You point is correct to an extent for tax cuts, although no legitimate research has found that tax cuts in an established economy will be made up dollar for dollar in economic growth (at its best, it is less than a dollar in growth).
More importantly though, current spending, and entitlements created that last for a long time, will require future taxes without other cuts. Our current deficit will require payment in the future (plus interest). Unless you are stating that the Medicare plan creates returns from economic growth greater than the cost of debt, we will need future tax money to pay for such program. This will either require cutting future spending (of the amount spent today plus interest) or increasing our debt (which in theory has some unknown limit) or raising taxes.
And tomorrow: George Bush eliminated the huge deficit that Clinton gave him!
It probably doesn't feel all that temporary to the families of the people Bush got killed.
And just out of curiousity, what's your best guess at how much the Iraq war will wind up costing the U.S.?
Finally, in the judgment of history/historians, which would you predict will be considered money better spent? Helping the elderly with health care, or the Iraq war?
the Keynesian line that says essentially "any time you cut taxes without reducing (or with increasing) spending, you will have to raise the taxes again in the future to pay for it"

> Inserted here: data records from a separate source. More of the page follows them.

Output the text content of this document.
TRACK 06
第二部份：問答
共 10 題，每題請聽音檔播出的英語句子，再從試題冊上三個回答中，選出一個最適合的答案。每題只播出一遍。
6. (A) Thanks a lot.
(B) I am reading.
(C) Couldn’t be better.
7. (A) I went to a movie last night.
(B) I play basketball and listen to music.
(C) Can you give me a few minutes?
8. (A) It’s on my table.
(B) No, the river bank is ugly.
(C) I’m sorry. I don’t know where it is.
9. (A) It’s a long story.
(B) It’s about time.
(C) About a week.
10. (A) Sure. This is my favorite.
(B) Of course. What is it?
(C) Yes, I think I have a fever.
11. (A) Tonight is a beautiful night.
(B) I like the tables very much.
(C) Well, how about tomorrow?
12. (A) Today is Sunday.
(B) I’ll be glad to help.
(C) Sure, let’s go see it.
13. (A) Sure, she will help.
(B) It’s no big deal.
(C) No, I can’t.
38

"liberty", the claim that tax cuts do not pay for themselves in the long run isn't in any important way "Keynesian". it is true that many Keynesians believe this claim. it is also true that virtually every respectable economist not currently serving as a public spokesperson for an elected republican believes it. if there's a qualifier to the previous sentence, it's that (a) you can always make a tax so high that we end up on the wrong side of the laffer curve, and (b) statement (a) tends to be more empirically relevant for goods with high price-elasticities of demand, e.g., luxuries.

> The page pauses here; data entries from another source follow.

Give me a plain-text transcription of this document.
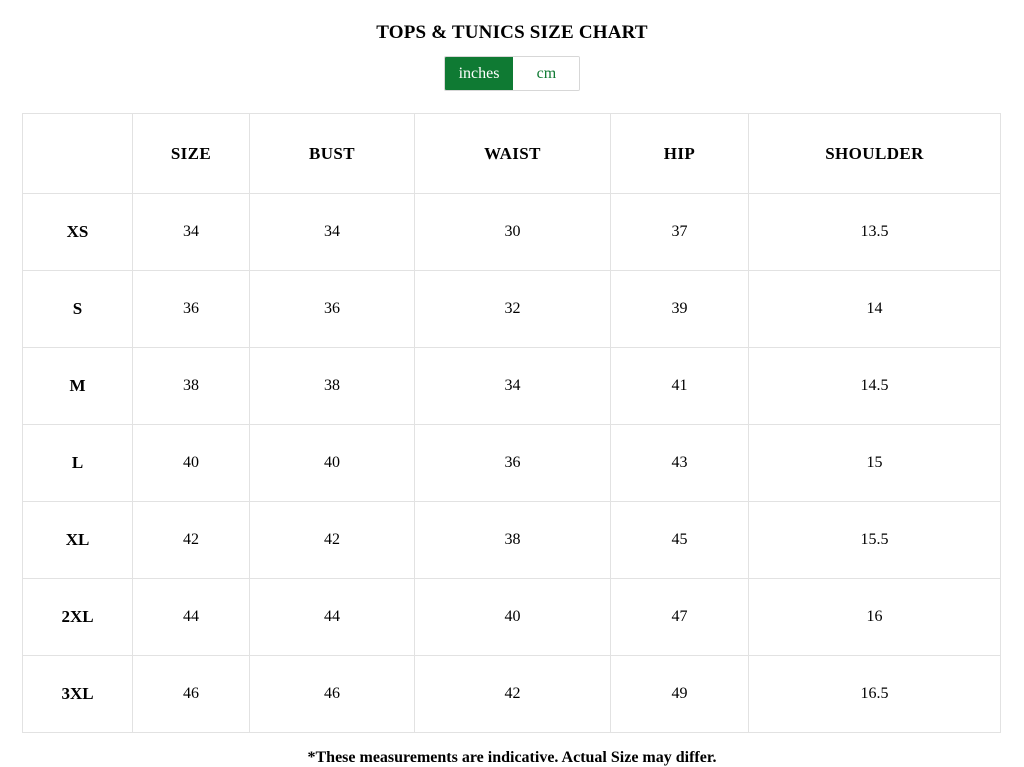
TOPS & TUNICS SIZE CHART
inches	cm
	SIZE	BUST	WAIST	HIP	SHOULDER
XS	34	34	30	37	13.5
S	36	36	32	39	14
M	38	38	34	41	14.5
L	40	40	36	43	15
XL	42	42	38	45	15.5
2XL	44	44	40	47	16
3XL	46	46	42	49	16.5
*These measurements are indicative. Actual Size may differ.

but in general, economists regard the constant claims of many on the right that tax cuts pay for themselves as those of "charlatans and cranks" -- Greg Mankiw's term for these folks back before he became Bush's CEA chair.
You obviously are not paying attention to Administration rhetoric on how long the war will last.
Yeah, I take the point that the war is different from an entitlement program, but it certainly looks like the Administration favors an indefinite occupation of Iraq and will accuse anyone who attempts to pull out the troops of cutting and running. Further, the objectives of the war, at this point, are so amorphous that there doesn't seem to be a way out if the Administration's rhetoric is taken seriously. So, I can't blame anyone who concludes that the war and entitlements have something in common.